Run an enterprise risk assessment for an organization you know (or the fintech startup from Exercise 20). Follow the five phases: (1) write a short context — scope, objectives, and defined 1–5 scales; (2) identify 6–8 concrete risks using at least two lenses (asset- and event-driven, say); (3) score all qualitatively and put a dollar ALE on your single largest; (4) choose a treatment for each, recording inherent and residual ratings and a business owner; (5) assemble a register and a one-paragraph risk-appetite statement, then write the three-sentence summary you would give an examiner or board. Keep it to two pages. Where you cannot name a business owner or justify a rating, mark it — that gap is itself a finding.

Key Takeaways

  • An enterprise risk assessment runs the full five-step process — frame, identify, analyze, treat, monitor/communicate — and produces a living register plus an appetite statement, not a one-time spreadsheet.
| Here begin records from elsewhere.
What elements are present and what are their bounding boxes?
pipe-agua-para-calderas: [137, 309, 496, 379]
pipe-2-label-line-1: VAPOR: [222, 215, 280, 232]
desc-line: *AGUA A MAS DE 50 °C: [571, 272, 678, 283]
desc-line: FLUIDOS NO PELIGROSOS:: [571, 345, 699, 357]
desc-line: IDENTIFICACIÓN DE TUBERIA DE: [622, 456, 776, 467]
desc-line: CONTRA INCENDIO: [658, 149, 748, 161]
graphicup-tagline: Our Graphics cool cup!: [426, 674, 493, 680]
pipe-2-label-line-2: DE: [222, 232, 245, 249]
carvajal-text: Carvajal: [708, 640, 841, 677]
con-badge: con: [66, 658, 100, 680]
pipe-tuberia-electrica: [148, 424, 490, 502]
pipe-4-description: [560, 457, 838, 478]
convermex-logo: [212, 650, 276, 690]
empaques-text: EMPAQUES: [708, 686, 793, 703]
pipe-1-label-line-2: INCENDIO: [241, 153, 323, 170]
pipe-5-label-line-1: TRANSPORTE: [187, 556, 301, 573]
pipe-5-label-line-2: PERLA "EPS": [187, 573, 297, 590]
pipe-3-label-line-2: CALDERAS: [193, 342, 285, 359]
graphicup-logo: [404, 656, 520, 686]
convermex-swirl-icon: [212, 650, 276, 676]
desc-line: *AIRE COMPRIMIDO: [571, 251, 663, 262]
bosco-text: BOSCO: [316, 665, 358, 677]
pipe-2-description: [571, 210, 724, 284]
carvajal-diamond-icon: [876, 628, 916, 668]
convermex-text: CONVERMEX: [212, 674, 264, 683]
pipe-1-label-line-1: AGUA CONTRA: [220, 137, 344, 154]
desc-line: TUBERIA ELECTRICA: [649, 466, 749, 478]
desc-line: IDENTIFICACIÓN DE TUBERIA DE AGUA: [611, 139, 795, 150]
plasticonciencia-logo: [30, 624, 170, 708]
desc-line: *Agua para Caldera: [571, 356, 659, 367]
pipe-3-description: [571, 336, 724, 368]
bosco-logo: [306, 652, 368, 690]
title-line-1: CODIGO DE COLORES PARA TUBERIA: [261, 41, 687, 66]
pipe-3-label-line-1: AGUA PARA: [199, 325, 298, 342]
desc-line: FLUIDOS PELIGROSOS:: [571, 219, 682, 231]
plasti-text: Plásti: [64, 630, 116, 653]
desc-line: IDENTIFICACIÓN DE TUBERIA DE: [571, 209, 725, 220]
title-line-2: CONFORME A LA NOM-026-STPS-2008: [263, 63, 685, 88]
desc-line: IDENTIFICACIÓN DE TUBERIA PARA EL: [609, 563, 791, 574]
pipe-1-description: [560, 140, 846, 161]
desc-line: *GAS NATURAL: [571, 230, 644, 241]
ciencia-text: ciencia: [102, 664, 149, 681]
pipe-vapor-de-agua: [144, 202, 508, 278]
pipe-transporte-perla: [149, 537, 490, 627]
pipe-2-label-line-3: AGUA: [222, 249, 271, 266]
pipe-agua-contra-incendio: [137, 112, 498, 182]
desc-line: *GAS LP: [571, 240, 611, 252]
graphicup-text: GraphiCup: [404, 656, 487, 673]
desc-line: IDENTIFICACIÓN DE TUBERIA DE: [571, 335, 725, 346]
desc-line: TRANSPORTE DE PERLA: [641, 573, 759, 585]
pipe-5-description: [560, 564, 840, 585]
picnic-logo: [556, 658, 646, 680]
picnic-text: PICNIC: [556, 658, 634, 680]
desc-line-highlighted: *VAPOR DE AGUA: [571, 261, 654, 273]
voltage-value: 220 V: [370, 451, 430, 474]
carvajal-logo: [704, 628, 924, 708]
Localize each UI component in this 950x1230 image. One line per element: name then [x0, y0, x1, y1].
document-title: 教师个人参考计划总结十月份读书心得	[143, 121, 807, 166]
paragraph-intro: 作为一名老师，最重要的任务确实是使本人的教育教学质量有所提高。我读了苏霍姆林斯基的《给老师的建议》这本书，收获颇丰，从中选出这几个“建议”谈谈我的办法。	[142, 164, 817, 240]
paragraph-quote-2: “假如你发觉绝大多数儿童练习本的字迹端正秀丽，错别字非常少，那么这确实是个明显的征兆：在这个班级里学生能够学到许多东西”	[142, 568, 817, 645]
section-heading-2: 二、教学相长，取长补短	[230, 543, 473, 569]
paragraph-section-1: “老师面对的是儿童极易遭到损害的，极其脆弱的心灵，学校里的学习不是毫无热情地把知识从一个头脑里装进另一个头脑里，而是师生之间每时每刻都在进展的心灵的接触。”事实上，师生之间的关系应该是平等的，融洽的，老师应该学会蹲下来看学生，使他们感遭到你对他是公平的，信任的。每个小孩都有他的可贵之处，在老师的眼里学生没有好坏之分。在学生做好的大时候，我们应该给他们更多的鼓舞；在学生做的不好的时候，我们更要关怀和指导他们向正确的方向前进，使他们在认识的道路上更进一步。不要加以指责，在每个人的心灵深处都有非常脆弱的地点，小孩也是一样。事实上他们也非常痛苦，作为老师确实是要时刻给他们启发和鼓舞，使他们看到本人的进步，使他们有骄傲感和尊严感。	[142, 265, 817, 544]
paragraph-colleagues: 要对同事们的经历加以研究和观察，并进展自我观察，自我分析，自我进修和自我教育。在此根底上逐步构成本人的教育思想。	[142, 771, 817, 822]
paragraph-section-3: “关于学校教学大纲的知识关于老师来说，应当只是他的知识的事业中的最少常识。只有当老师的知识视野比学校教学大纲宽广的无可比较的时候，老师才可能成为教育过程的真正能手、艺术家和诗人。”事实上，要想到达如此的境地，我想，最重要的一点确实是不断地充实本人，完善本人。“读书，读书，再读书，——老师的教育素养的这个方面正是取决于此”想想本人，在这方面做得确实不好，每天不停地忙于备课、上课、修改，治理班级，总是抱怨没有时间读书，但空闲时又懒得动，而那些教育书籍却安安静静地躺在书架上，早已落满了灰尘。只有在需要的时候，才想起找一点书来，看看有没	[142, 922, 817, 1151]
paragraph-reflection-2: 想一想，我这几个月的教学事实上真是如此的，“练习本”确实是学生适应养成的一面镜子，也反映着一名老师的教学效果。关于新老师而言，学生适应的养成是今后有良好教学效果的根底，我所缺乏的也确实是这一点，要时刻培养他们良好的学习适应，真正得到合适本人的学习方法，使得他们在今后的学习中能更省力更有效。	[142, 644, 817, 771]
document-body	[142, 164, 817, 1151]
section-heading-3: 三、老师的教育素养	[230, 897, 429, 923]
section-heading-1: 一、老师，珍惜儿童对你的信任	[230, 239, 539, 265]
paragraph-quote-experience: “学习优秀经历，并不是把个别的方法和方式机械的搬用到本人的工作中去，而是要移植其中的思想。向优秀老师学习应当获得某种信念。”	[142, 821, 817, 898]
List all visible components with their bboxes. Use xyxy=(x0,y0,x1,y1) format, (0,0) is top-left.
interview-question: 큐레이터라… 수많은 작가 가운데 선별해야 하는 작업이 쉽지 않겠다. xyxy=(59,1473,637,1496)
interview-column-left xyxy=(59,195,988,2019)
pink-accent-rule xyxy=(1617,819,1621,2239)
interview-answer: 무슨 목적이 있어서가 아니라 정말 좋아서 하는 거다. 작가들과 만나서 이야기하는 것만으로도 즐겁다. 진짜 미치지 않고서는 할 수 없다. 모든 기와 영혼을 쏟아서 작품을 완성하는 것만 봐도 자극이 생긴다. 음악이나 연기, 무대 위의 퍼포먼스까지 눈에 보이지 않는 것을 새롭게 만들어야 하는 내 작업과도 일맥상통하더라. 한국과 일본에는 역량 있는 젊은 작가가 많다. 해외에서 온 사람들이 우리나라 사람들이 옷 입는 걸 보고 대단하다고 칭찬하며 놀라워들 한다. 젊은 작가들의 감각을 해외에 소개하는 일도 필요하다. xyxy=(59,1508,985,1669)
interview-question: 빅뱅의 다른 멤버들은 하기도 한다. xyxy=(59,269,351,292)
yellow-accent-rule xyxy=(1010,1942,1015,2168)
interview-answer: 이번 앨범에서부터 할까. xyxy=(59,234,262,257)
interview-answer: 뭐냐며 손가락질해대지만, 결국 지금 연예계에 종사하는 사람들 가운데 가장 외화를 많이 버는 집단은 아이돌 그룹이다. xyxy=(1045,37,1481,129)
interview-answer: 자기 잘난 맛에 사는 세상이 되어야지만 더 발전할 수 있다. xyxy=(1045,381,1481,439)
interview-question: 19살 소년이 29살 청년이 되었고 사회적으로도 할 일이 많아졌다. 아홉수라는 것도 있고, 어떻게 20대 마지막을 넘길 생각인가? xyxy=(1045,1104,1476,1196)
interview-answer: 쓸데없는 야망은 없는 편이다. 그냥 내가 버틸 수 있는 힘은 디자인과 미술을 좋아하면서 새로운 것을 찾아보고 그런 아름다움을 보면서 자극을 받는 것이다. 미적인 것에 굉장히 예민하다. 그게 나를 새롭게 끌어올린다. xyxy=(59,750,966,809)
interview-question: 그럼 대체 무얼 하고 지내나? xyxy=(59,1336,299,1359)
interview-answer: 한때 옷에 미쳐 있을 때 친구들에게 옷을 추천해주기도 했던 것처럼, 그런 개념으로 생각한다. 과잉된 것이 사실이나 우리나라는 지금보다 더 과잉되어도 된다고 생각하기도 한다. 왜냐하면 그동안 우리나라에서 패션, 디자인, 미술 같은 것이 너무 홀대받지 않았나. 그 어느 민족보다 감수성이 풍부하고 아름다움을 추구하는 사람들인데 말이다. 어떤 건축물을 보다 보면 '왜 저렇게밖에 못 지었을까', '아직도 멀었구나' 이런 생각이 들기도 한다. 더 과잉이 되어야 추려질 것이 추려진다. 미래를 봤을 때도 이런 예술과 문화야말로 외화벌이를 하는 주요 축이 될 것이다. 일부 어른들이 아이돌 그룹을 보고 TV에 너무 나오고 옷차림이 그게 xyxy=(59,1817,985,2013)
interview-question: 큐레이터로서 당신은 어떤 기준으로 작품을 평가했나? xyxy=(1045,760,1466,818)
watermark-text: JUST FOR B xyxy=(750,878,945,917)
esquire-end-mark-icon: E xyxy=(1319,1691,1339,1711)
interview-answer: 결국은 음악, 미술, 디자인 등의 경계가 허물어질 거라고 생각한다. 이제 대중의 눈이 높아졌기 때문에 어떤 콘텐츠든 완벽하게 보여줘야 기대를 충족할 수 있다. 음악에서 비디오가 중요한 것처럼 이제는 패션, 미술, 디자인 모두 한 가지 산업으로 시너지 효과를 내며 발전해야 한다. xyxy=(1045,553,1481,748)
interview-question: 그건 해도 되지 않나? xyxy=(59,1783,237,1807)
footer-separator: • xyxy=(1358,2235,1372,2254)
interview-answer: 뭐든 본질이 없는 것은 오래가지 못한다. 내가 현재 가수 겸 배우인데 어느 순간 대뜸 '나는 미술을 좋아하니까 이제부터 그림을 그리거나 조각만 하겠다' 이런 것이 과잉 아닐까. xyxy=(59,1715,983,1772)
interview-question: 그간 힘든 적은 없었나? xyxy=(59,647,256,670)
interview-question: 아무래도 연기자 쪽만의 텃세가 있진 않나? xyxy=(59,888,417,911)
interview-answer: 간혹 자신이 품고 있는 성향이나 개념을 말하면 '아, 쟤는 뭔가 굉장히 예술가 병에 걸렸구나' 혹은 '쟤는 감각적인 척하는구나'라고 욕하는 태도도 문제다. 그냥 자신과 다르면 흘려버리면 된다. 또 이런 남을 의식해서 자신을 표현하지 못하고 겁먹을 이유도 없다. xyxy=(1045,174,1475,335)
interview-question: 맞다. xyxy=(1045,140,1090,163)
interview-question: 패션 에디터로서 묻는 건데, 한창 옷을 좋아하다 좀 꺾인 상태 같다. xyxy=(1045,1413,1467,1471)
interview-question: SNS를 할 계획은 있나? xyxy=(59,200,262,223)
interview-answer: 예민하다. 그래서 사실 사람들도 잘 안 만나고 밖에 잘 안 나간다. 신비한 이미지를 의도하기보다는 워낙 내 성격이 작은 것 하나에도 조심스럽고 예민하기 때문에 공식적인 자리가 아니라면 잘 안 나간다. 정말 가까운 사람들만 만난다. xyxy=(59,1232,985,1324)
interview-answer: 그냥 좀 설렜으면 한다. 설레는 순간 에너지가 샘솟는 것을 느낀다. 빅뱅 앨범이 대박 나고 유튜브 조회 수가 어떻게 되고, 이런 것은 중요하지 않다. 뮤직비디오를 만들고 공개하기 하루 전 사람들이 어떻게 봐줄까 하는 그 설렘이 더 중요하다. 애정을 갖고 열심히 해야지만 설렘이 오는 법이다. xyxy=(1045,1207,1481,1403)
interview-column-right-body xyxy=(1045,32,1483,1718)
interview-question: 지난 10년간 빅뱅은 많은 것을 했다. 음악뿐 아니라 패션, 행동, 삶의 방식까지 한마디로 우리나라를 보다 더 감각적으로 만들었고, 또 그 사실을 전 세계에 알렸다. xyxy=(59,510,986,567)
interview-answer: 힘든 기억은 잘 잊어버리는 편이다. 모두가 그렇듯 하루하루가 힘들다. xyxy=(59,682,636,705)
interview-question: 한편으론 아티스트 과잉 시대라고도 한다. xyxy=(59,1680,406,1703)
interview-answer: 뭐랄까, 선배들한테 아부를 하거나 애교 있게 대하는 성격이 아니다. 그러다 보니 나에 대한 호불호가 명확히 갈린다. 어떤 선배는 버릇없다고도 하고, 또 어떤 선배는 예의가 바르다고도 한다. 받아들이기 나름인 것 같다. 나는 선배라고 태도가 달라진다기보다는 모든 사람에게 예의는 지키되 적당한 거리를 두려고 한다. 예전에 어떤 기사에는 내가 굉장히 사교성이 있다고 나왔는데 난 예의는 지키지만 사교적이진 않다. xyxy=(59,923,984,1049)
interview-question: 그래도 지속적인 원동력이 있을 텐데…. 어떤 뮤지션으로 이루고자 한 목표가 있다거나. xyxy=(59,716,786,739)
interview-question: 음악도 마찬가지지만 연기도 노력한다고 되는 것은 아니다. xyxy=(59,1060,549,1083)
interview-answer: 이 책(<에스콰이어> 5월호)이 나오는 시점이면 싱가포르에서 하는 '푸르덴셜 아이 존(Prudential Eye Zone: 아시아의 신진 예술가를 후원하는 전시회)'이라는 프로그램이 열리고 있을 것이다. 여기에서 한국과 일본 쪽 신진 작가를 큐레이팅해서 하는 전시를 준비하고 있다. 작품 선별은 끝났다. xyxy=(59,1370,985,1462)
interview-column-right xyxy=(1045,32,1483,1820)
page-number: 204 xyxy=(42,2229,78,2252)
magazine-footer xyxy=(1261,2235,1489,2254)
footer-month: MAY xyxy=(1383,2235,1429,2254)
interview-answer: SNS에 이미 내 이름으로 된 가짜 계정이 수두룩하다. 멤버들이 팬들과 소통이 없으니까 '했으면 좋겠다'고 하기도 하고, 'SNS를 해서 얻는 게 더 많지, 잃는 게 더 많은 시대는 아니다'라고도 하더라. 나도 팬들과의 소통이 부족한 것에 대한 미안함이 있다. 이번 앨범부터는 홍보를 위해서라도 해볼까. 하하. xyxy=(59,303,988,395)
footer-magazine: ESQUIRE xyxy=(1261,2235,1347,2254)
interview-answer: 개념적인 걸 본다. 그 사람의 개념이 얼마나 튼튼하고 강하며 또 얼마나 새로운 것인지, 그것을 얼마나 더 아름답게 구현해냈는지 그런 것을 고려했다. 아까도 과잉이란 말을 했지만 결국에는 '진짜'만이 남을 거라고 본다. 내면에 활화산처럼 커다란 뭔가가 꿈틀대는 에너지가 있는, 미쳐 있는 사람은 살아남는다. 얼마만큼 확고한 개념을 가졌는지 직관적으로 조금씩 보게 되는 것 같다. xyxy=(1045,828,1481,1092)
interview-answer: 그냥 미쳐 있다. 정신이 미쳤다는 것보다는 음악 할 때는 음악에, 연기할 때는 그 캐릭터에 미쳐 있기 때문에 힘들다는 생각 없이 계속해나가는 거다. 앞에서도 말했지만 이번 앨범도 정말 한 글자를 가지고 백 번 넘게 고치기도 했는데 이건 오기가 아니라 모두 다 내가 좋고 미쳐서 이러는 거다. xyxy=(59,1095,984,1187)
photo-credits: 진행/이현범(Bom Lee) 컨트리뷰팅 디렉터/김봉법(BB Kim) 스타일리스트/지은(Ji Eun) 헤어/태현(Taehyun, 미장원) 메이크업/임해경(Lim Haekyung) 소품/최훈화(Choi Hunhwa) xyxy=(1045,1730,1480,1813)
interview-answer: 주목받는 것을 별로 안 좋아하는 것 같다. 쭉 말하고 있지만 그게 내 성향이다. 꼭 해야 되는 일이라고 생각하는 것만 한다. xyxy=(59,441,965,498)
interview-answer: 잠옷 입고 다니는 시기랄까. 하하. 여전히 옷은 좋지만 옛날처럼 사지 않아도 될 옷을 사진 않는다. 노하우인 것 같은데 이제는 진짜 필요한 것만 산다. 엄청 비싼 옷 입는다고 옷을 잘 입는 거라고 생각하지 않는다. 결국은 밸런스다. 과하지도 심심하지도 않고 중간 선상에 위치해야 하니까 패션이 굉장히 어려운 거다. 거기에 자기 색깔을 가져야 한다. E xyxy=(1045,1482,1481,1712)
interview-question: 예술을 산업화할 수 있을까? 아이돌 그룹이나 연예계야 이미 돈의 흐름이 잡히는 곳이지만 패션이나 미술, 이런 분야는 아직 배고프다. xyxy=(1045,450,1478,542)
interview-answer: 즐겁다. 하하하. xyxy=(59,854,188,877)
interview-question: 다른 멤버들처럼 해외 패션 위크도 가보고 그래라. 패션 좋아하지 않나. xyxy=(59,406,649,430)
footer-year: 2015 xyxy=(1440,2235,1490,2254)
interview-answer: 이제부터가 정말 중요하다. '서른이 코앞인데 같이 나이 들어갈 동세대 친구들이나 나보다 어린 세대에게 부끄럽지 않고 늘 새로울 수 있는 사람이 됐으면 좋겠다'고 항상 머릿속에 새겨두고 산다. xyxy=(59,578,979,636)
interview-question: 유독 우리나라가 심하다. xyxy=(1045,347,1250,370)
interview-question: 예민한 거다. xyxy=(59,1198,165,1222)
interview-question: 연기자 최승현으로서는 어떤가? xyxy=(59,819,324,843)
  • Defining the scoring scales first is what makes qualitative analysis defensible across analysts and to an examiner; skipping it produces incomparable, indefensible scores.
  • Identify with multiple lenses (asset-, control-, and event-driven) and reconcile — each lens has blind spots the others cover.
  • Qualitative for the bulk, quantitative for the big decisions: compute ALE only where a dollar figure changes a decision or wins a budget; quantifying everything is false precision.
  • Treatments compose: Meridian mitigated, transferred, and accepted parts of the same DDoS risk; every decision recorded inherent → residual and a business owner.
  • Business ownership and review dates are what turn a register from security's private worry list into the organization's auditable risk ledger.
  • A regulator grades governance — documented, owned, revisited decisions — at least as much as the controls themselves; reasoning that lives only in the CISO's head does not exist.